“La Constitución como norma y el Tribunal Constitucional” se llama un libro publicado en 1981 y cuyo autor, el jurista español Eduardo García de Enterría, tuvo gran influencia en la transición democrática española en la década de los setenta del siglo pasado.

Porque pareciera que todos los aportes y avances del Derecho vinieron del siglo pasado, a tal grado que especificarlo suena ya a redundancia. En fin, ese libro que años después circulaba también en nuestro país, daba una clara idea del valor de la Constitución como un “instrumento de cohesión social”, pues dada la multiplicidad de visiones e intereses que se conjugan o enfrentan en cada época y lugar, la existencia de un documento que defina el tipo de Estado que se aspira a construir, junto con la lista de derechos y alcance de las potestades gubernamentales, son las características esenciales de lo que suele reconocerse como “Estado de Derecho”.

García de Enterría estaba en lo cierto: la existencia de consensos no solo garantiza la tranquilidad de la sociedad, sino que mucho más: pasa por el reconocimiento del disenso y apuesta por la solución de las controversias, mediante la intervención de jurisdicciones constitucionales que pongan punto final, a las desavenencias entre gobernante y gobernados. Los conflictos humanos son inevitables, la dictadura y el autoritarismo no, estas pueden y deben evitarse.

Todo esto me lleva a pensar sobre el estado de la cuestión en El Salvador: ¿Tenemos un Estado Constitucional? Y más importante aún: ¿Existen un futuro constitucional en los tiempos que corren? Quiero recordar que apenas se había firmado el acta de los Acuerdos de Paz de Chapultepec en México, cuando aquí ya se hacía énfasis, mediante una sentencia de inconstitucionalidad, que en el país prevalecía un “Estado Constitucional de Derecho” (Inconstitucionalidad 3-92 y 6-92) caracterizado por la supremacía constitucional, la división de poderes u órganos, el reconocimientos de los derechos humanos “y la existencia de cauces destinados a defenderlos…”.

Así las cosas, esto se quedó como una mera declaración de buenas intenciones. Eran tiempos para anunciar la paz y finalizar los combates, para volver a reunirse y a mezclarse y los salvadoreños nos dábamos por satisfechos con ese avance que no era despreciable, luego de doce años de matarnos a conciencia o al menos de intentarlo. Allí está el Informe de la Comisión de la Verdad dando cuenta de ello para siempre.

Pero un Estado Constitucional en el que su texto rector, la Constitución, prevalece sobre todas las leyes y obliga a todas las personas, necesita actualizarse constantemente, de allí la importancia de la Sala de lo Constitucional de la Corte de Suprema de Justicia, que despertó de su letargo histórico en julio de dos mil nueve, que hoy por hoy batalla por no volver al sueño de los justos –nunca mejor dicho-, y que constituye una verdadera limitación al poder, a cualquier poder, cosa que les suena a conspiración a los privilegiados de turno.

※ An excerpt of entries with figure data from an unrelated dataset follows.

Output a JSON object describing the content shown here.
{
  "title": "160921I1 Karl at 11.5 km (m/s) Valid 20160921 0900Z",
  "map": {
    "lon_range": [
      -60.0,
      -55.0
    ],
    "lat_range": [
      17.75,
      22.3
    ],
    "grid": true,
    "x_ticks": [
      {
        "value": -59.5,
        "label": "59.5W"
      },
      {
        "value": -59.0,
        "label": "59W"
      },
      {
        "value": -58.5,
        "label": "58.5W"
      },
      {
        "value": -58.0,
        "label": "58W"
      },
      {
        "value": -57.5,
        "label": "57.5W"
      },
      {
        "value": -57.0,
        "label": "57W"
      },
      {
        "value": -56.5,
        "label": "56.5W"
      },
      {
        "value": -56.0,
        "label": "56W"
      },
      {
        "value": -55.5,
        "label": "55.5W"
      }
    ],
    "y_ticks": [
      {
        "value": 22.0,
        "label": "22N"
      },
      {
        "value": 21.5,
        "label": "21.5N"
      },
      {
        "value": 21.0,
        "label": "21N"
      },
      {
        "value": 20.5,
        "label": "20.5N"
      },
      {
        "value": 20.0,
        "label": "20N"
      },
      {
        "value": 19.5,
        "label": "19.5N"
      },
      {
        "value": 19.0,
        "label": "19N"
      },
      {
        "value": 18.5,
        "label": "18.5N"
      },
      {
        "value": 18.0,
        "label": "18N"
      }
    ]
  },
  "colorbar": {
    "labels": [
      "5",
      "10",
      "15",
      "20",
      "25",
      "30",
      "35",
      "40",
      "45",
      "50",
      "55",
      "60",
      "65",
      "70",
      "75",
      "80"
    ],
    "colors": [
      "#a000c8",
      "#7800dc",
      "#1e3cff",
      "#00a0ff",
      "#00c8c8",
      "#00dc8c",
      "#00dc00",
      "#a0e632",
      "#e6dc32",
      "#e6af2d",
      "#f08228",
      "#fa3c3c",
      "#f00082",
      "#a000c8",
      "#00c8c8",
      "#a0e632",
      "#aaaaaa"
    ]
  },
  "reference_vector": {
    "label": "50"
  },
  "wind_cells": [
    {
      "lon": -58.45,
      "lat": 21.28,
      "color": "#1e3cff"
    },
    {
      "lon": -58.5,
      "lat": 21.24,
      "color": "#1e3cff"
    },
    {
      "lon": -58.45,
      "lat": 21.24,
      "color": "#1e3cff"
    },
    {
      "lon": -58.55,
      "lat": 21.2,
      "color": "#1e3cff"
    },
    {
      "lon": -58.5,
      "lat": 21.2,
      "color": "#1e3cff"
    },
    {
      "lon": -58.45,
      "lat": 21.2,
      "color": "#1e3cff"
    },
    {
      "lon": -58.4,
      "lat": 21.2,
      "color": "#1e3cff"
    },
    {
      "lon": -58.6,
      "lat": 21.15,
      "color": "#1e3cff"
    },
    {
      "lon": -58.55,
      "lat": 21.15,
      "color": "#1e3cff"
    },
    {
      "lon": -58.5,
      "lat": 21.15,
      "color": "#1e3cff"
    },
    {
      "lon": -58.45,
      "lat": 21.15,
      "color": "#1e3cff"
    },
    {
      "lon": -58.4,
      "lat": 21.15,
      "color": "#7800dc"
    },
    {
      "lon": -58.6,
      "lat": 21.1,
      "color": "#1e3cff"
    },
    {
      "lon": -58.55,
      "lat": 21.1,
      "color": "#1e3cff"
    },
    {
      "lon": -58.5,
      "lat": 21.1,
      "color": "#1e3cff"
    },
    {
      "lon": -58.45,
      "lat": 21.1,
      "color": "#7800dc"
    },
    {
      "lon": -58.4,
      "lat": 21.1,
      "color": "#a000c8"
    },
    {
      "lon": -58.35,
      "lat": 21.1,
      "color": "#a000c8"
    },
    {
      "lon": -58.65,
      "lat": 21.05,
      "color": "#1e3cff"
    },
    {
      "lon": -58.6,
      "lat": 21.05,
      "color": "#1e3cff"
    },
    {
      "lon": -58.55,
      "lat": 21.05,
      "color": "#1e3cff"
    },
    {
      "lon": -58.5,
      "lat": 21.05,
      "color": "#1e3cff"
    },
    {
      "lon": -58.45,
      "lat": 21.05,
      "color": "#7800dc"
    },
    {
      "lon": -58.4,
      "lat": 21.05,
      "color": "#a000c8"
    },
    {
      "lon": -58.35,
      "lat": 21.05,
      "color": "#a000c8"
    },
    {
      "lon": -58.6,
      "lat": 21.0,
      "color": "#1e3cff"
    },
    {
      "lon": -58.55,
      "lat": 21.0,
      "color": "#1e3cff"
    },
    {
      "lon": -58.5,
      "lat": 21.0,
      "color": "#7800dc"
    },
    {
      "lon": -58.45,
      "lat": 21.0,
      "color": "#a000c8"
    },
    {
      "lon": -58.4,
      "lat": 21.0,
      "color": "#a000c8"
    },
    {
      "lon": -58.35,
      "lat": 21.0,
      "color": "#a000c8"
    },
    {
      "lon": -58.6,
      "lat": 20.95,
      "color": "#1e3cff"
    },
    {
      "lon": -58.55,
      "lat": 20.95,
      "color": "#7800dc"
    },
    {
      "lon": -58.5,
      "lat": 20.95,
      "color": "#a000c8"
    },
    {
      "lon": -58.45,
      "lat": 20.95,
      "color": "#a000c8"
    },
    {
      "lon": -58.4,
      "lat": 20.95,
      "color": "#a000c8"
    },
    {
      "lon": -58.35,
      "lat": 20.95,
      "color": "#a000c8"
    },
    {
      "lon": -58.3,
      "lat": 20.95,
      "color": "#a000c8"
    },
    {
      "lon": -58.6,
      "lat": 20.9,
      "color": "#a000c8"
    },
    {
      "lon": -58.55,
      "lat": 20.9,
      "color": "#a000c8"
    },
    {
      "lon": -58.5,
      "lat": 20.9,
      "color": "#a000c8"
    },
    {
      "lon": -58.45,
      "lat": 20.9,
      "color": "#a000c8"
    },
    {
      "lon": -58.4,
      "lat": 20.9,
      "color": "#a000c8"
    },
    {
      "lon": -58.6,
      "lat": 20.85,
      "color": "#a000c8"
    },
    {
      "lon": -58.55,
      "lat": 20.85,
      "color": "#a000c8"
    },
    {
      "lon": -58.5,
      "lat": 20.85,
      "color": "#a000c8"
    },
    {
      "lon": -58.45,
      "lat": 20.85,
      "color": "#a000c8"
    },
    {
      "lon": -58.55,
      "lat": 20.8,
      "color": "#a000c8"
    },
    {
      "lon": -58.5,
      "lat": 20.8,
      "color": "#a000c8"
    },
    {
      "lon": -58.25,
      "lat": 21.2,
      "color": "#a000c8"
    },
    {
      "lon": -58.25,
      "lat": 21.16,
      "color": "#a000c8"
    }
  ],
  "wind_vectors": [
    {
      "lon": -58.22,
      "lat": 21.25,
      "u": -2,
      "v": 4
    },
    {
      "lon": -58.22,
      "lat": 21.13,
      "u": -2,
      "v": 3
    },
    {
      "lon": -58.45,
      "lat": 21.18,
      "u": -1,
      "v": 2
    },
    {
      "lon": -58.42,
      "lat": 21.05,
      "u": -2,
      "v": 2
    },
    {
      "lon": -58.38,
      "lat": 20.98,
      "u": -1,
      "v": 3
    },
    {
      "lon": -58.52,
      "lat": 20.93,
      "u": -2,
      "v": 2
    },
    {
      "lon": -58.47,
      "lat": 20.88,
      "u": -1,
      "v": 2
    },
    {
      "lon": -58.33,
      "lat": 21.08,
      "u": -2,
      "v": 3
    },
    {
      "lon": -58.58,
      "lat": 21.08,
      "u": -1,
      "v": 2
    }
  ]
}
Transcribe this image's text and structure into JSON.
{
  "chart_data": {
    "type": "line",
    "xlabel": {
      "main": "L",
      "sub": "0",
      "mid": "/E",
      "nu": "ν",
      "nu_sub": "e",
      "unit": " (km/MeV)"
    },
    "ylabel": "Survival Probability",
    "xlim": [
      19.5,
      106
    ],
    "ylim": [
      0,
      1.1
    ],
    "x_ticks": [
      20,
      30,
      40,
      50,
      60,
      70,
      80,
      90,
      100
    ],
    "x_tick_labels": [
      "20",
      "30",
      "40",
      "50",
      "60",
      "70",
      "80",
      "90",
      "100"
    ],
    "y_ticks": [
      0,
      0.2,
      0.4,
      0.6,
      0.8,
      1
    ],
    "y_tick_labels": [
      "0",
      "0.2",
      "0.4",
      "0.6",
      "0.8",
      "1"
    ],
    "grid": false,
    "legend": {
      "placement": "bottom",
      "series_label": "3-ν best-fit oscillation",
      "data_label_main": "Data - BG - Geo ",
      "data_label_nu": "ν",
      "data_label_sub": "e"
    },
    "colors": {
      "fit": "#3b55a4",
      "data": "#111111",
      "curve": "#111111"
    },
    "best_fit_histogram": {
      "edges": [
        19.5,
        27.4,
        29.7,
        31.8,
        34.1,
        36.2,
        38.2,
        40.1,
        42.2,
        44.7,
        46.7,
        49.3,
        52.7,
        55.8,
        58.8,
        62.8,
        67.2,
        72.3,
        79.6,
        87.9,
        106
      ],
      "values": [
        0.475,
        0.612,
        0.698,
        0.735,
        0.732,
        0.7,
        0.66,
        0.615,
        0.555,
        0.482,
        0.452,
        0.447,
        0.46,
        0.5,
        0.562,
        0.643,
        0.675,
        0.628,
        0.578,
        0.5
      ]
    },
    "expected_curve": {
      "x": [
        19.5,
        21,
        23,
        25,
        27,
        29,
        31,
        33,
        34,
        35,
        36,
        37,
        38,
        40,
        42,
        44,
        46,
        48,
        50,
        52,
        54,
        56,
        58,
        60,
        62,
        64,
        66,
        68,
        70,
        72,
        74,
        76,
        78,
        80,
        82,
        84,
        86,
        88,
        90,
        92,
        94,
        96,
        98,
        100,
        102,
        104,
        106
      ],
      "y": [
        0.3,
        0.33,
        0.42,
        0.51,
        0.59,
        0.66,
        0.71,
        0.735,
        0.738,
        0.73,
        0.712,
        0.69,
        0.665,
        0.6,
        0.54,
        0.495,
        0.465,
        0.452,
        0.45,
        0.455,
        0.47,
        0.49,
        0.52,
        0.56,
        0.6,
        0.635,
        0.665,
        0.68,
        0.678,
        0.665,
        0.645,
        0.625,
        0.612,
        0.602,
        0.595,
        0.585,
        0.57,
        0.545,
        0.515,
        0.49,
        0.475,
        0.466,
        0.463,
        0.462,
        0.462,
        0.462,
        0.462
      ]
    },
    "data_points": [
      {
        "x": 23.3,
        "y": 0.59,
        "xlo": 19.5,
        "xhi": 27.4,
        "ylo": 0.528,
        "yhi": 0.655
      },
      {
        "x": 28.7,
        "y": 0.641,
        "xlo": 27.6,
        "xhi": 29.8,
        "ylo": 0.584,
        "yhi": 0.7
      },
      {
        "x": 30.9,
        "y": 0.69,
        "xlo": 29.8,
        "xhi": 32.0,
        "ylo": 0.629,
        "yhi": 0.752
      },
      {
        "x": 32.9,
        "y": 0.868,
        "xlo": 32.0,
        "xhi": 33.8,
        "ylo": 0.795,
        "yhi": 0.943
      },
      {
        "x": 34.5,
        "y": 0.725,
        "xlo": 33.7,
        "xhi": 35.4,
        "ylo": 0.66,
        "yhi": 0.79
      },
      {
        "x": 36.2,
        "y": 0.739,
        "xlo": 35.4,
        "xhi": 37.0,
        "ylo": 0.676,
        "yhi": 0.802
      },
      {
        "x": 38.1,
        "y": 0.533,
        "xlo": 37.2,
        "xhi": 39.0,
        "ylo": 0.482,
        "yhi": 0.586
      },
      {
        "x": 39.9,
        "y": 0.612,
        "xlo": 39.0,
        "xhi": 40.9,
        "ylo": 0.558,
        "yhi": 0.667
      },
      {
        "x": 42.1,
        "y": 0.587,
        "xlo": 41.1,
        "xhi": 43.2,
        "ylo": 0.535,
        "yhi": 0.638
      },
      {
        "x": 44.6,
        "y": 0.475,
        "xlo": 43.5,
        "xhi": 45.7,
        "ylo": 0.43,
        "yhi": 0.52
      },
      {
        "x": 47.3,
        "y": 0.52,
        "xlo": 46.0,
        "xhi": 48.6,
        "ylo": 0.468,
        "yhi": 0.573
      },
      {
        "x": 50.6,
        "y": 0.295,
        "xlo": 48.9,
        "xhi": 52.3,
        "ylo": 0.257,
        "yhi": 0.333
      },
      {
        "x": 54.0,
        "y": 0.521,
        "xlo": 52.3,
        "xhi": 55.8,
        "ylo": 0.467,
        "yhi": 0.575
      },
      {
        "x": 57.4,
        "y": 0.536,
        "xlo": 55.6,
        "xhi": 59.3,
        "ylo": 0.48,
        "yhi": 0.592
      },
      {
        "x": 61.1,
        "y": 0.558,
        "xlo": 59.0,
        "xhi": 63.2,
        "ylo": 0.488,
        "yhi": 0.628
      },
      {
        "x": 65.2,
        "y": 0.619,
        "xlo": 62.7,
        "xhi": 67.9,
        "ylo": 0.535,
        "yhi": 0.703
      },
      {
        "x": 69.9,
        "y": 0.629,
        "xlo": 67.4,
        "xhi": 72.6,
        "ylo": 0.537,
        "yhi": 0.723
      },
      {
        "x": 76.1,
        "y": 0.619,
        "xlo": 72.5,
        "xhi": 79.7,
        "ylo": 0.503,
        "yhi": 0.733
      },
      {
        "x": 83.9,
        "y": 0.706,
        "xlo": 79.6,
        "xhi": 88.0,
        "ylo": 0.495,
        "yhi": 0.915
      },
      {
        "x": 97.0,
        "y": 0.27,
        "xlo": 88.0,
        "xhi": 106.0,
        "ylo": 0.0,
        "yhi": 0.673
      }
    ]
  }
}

Por eso es que a finales del año pasado, se hizo realidad lo que ya era un secreto a voces: el Gobierno ha tomado la iniciativa de convocar a una consulta nacional, o al menos eso dice, para diseñar reformas constitucionales que permitan…no se sabe aún que pretenden que permitan o faciliten, ya que los documentos gubernamentales existentes señalan una serie de reformas que bien pueden ser alcanzadas mediante el proceso legislativo habitual. Y mientras el Secretario Jurídico de la Presidencia asegura que no van a alterarse las llamadas “clausulas pétreas”, el vicepresidente Félix Ullóa dice lo contrario, cuando reconoce que lo sujeto a revisión abarca desde el Preámbulo hasta la disposición final, es decir, todo el texto constitucional vigente.

Debe recordarse que una cosa es la reforma de disposiciones constitucionales y otra, la creación de una nueva Constitución, normalmente mediante la convocatoria a una Asamblea Constituyente, pero pareciera que el Gobierno de Bukele pretende lograr lo segundo haciendo lo primero, cuando de lo que se trata es de redactar una verdadera Carta Magna que para serlo, necesita gozar de legitimidad y no solo de legalidad, y aquella, solo se logra con la participación en libertad e igualdad de la mayor cantidad de ciudadanos y sectores representativos de la sociedad.

Sólo así los cambios a los que se aspira serán positivos y permanentes, de lo contrario, no tenemos un futuro constitucional.